Application insight through performance modeling
Doctor of Philosophy
Tuning the performance of applications requires understanding the interactions between code and target architecture. Hardware counters, present in all modern processors, can identify possible causes of performance problems and can pinpoint sections of code that execute at a low fraction of machine peak performance. However, the information provided by hardware counters is often insufficient to understand the causes of poor performance or to realistically estimate the potential for performance improvement. This thesis presents techniques to measure and model application characteristics independent of the target architecture. Using information gathered from both static and dynamic analysis, this approach not only makes accurate predictions about the behavior of an application on a target architecture for different inputs, but also provides guidance for tuning by highlighting the factors that limit performance at different points in a program. We introduce several new performance analysis metrics that estimate the maximum gain expected from tuning different aspects of an application, or from using hardware accelerator coprocessors. Our approach models the most important factors affecting application performance and provides estimates of unfulfilled performance potential due to a mismatch between an application's characteristics and the resources present on the target architecture. We model an application's instruction execution cost and memory hierarchy utilization, and we identify performance problems arising from insufficient instruction-level parallelism or poor data locality.
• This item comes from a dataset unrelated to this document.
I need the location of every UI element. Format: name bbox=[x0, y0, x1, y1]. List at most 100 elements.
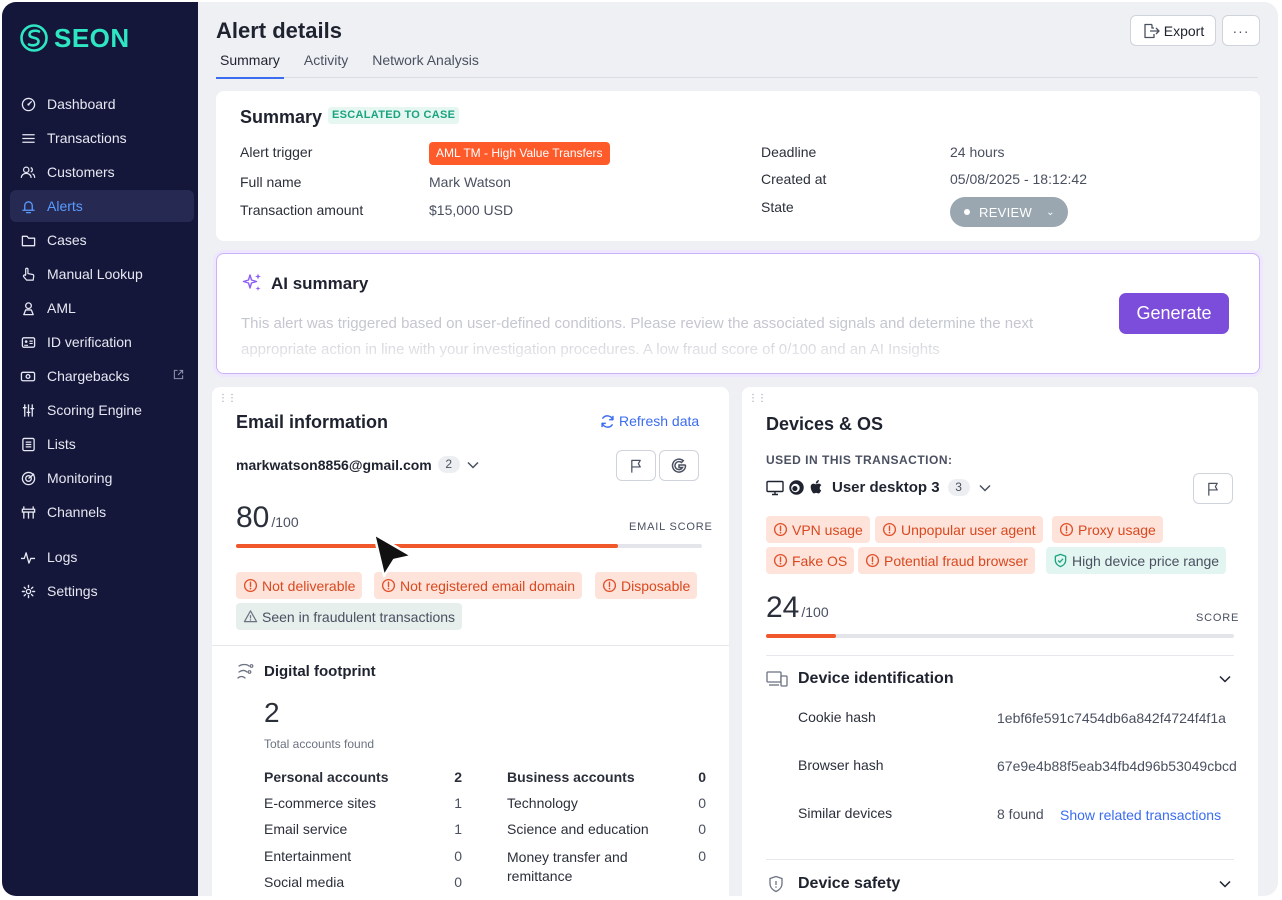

To demonstrate the utility of this approach, this thesis presents the results of analyzing and tuning two scientific applications. For Sweep3D, a three-dimensional Cartesian geometry neutron transport code benchmark from the DOEs Accelerated Strategic Computing Initiative, our analysis identified opportunities for improvement that shortened execution time by 66% on an Itanium2--based system. For the Gyrokinetic Toroidal Code (GTC) from Princeton Plasma Physics Laboratory, a particle-in-cell code that stimulates turbulent transport of particles and energy in burning plasma, our techniques identified opportunities for improvement that shortened execution time by 33% on the same Itanium2 system.